So many times, I had a great moment, a great hour, a great day with my spouse, and I deceived myself greatly by thinking this meant something that it didn’t. Because after OUR great moment, he went right back to OW and created ‘great moments’ with her.

You see, he was after great moments to please HIS FLESH. If that meant easing his guilt and shame by having those great moments with us as a family, then in the moment, that is what he did. If it meant having great moments with ow to appease the lusts of the flesh or his rebellion, that is what he did.

I had to take responsibility for confusing those great moments with the only great moments that mattered because my brain was programmed to think great moments =happiness!

Now, I fully understand. Great moments are when God is involved. If that means a spouse on his knees repenting before God, bringing a heart change, seeing themselves humbly and without blaming others, that great moment is what leads to lots of other great moments!

Often my great moments, which were really great misleading deceptions because I thought they meant something very different, led me to have great outbursts, great anger, great disappointments, and great pity parties. And when I look back on it now, seeing my husband was still lost because he was still unrepentant, I see that these great moments were really built up in my brain as a great moment for ME, but nothing more. All because I saw him loving me, or paying attention to me, or acting kind, and I saw a glimpse of the man I loved again. I was the one that took that train and ran away with it.

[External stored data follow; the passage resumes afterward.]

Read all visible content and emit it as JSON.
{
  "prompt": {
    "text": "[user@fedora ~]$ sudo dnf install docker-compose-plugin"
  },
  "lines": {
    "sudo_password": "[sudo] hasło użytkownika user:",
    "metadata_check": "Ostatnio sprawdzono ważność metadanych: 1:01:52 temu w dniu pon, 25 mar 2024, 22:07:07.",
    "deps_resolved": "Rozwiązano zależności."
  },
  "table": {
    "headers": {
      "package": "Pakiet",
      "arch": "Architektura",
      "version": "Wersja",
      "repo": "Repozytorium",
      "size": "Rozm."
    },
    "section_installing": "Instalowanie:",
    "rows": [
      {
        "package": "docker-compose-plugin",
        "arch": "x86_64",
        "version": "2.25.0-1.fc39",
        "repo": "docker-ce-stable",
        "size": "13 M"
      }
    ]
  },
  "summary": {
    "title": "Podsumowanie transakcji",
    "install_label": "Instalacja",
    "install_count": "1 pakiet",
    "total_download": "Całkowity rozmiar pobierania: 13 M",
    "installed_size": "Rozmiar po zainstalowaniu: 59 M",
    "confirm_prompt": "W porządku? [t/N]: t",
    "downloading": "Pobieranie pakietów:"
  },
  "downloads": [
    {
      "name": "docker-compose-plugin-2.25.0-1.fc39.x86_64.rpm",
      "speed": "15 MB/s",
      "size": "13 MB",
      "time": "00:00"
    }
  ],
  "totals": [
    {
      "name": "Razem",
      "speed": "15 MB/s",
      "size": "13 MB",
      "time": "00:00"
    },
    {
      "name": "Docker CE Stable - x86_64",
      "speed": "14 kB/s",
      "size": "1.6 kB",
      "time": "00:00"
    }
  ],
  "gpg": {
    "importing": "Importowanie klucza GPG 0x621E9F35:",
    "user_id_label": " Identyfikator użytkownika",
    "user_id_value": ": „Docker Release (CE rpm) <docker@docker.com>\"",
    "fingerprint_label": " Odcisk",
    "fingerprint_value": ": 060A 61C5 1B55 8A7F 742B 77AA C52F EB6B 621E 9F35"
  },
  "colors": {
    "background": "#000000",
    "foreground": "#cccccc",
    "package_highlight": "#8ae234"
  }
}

You CAN enjoy those moments, but they must be done with wisdom.

I learned to appreciate the NOW without attaching my own strings, my own expectations. Did I remove ALL expectations? Absolutely not. I still expected his heart to change. I still expected repentance. I still expected God to keep His Word, and that our family would be healed and made whole. BUT I surrendered that expectation and put the when into God’s hands. And this was NOT easy, not even close to easy.

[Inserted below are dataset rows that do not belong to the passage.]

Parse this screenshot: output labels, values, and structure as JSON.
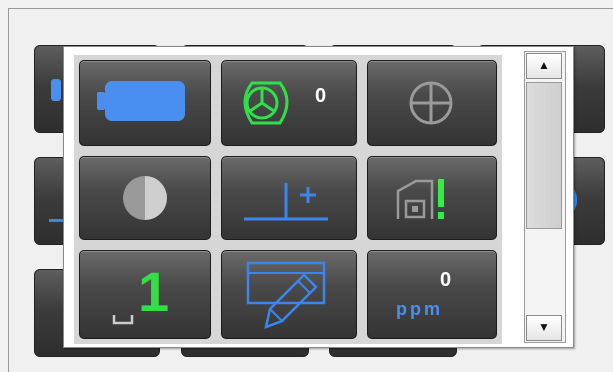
{
  "screen": {
    "background_color": "#f0f0f0"
  },
  "popup": {
    "tiles": [
      {
        "id": "battery",
        "icon": "battery-icon",
        "value": ""
      },
      {
        "id": "prism-constant",
        "icon": "prism-icon",
        "value": "0"
      },
      {
        "id": "target",
        "icon": "crosshair-icon",
        "value": ""
      },
      {
        "id": "illumination",
        "icon": "half-circle-icon",
        "value": ""
      },
      {
        "id": "tilt-correction",
        "icon": "tilt-icon",
        "value": ""
      },
      {
        "id": "signal",
        "icon": "signal-warning-icon",
        "value": ""
      },
      {
        "id": "space-mode",
        "icon": "space-one-icon",
        "value": "1"
      },
      {
        "id": "edit",
        "icon": "edit-pencil-icon",
        "value": ""
      },
      {
        "id": "ppm",
        "icon": "ppm-icon",
        "value": "0",
        "unit": "ppm"
      }
    ],
    "colors": {
      "battery": "#4a8ff0",
      "prism": "#2ee04a",
      "space_digit": "#33dd44",
      "blue_line": "#3a86f0",
      "warning": "#33ee44"
    }
  },
  "scrollbar": {
    "up_arrow": "▲",
    "down_arrow": "▼"
  }
}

It’s normal and natural for us to want them to feel what we are feeling during those great moments. We are ALL in, and we want them to be as well. But they are not. They may have dipped their toes in temporarily, and we thought it was something different. We have to see those toes dipped in for what it is and appreciate what they were able to offer, what they are CAPABLE of offering, because they are STILL snared in the grip of darkness. But you are not. Do not let yourself get caught up thinking they are on the same page as you, and then getting horribly hurt and upset with them when it turns out they never were and they never intended for you to think that. They were just in the moment, giving you what they were able to.

I know a lot of lost spouses won’t even have those great moments because they know it misleads the Stander. They won’t talk, look, or be around them at all because in the past, if they did any act of any kindness, the Stander took that and ran way ahead, and they had to, again, be the bad guy and hurt them all over again by saying “No, this didn’t mean what you think.”

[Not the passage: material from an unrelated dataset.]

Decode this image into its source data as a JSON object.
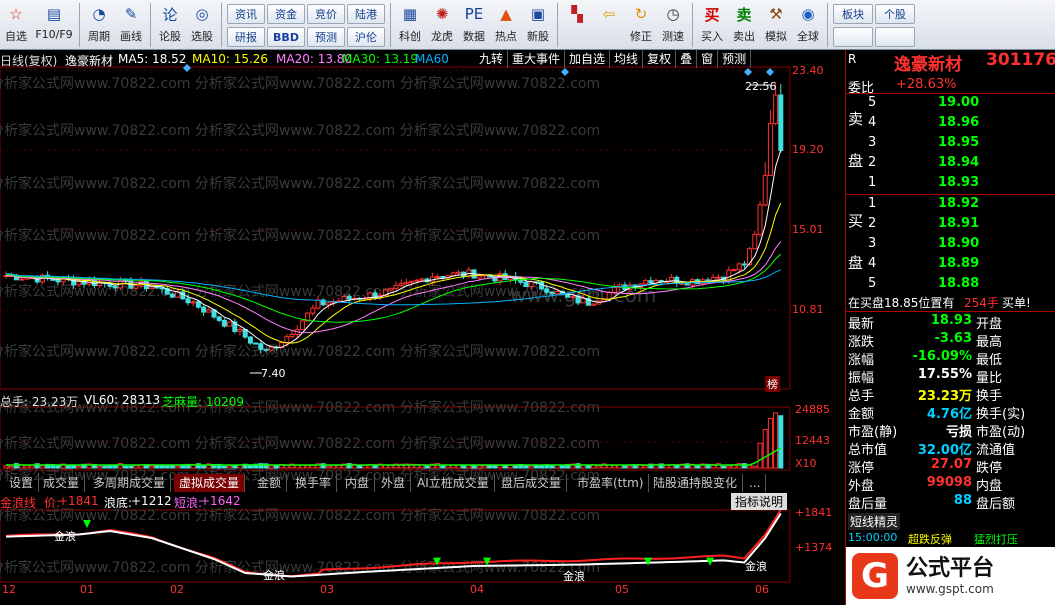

It can be super disheartening for us to be told what we can’t expect. That is not what we are being told. We plant a seed, but we expect that seed will produce a harvest in the RIGHT season. We don’t expect to eat a harvest the next day. That is what God is asking of you. Use wisdom when you plant seeds and know that these seeds must be carefully nurtured and tended so they CAN produce a harvest. I know I would rip those seeds right out of the ground out of my hurt and frustrations because I expected a quicker result.
Again……..my impatience. My lack of understanding. And my lack of realizing the place my spouse was in with God, which, again, was my failure of putting God’s relationship as the main importance.
Let your great moments with your spouse be just that, great moments. Cherish them, hold onto them, and expect that one day, if you don’t grow weary, they will produce a great harvest of more than just great moments! But a great lifetime with your spouse!